Bert Röling, el juez holandés, se negó a recurrir a Grocio, autor de Iure belli ac pacis (1625), el primer tratado de derecho internacional. La razón: en la época en que lo escribió, la república de las Siete Provincias estaba conquistando territorios en guerras que difícilmente podían considerarse defensivas. Además, los jueces británicos, franceses y holandeses fueron nombrados por gobiernos que por entonces buscaban recuperar el control de sus antiguas colonias.

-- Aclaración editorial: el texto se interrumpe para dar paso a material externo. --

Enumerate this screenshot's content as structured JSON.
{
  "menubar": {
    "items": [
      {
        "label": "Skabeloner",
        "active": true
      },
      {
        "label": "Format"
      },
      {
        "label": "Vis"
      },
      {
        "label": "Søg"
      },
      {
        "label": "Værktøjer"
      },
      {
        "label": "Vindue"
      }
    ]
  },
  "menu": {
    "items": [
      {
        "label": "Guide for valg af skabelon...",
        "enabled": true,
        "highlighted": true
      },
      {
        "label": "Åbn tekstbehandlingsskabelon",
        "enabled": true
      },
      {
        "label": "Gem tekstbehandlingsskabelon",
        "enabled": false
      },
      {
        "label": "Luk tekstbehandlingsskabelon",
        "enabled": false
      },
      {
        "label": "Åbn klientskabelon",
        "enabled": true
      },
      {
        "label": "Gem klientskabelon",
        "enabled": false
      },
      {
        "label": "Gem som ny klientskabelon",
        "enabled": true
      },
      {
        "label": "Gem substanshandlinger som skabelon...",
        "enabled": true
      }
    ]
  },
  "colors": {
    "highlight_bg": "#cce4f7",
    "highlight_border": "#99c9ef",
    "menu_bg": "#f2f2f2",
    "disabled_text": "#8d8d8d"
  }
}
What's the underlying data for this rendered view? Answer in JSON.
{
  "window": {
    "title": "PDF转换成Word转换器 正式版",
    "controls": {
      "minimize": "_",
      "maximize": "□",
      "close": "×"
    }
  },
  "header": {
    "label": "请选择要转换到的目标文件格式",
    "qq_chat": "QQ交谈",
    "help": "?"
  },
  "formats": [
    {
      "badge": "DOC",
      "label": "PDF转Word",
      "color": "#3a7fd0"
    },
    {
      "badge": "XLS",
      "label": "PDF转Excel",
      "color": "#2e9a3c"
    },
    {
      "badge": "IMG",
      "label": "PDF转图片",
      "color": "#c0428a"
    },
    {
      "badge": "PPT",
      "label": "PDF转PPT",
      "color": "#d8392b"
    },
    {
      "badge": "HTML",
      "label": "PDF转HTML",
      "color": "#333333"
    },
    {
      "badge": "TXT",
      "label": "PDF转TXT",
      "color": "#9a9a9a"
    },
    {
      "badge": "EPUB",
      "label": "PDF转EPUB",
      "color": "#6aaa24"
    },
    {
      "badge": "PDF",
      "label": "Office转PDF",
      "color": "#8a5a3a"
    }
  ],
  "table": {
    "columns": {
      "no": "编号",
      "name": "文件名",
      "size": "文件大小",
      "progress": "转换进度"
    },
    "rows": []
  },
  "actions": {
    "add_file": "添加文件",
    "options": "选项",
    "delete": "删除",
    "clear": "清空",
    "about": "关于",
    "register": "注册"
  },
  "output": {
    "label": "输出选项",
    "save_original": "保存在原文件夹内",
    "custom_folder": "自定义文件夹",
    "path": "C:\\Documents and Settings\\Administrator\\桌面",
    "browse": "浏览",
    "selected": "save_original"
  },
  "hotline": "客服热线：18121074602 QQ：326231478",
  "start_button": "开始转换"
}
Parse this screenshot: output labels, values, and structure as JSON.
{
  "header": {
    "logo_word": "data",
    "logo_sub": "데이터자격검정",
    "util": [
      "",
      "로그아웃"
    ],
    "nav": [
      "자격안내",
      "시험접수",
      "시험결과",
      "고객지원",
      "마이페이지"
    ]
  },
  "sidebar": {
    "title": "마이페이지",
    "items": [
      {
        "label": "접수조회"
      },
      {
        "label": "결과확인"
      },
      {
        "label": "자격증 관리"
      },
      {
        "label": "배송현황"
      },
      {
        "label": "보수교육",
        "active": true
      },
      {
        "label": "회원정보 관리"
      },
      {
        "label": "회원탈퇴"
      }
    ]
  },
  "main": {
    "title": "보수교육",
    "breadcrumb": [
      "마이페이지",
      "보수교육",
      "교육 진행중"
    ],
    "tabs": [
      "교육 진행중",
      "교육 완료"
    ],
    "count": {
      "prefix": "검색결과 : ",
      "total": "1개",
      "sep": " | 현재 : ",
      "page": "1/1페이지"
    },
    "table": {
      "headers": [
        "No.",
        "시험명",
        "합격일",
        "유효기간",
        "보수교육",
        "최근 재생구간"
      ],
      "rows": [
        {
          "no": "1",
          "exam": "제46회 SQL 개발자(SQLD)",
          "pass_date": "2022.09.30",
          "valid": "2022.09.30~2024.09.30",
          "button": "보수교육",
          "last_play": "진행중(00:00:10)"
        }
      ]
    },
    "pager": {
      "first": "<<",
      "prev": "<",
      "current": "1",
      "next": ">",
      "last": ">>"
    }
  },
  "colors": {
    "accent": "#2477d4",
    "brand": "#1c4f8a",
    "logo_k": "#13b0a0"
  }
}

Cuando Charles de Gaulle visitó a Truman en la Casa Blanca en agosto de 1945, le advirtió de los peligros de conceder demasiado pronto la independencia a “pueblos aun primitivos”. En muchos sentidos, escribe Bass, Japón solo imitó a sus rivales europeos, incluida su propia mission civilisatrice: la de la raza Yamato.
Culpas colectivas
Pese a su deficiencias, Bass no pone en duda el carácter admirable del juicio, que envió al cadalso a siete de los acusados. Y a prisión perpetua otros 16 respetando en lo esencial el debido proceso y el derecho a la defensa de los acusados. Una de las virtudes de los tribunales que juzgan crímenes de guerra, señala, es que acusan a líderes específicos y no a naciones enteras. Así, sin tener que cargar culpas colectivas, las naciones pueden reanudar sus vidas y reconstruir sus países.
El juicio contribuyó a poner los cimientos de la democracia japonesa y de una constitución liberal que consagró derechos políticos y civiles y libertades públicas. En el artículo 9, Japón renuncia a la guerra como derecho soberano.
Otros legados son más dudosos. Estados Unidos, China, Rusia, India e Israel, entre otros países, no son signatarios del Tratado de Roma que creó la Corte Penal Internacional. Mei, que murió en 1973 a los 69 años víctima de las purgas del revolución cultural maoísta, dijo que las sentencias habían sido demasiado benévolas.
Pal, por su parte, escribió un alegato exculpatorio de los condenados de 1.230 páginas. Allí calificó el proceso de “venganza formalizada” y en el que negaba que la invasión de una colonia por otra potencia fuese una guerra de agresión. En Yasukuni tiene dedicado un memorial con su imagen y citas en japonés de sus intervenciones en el juicio.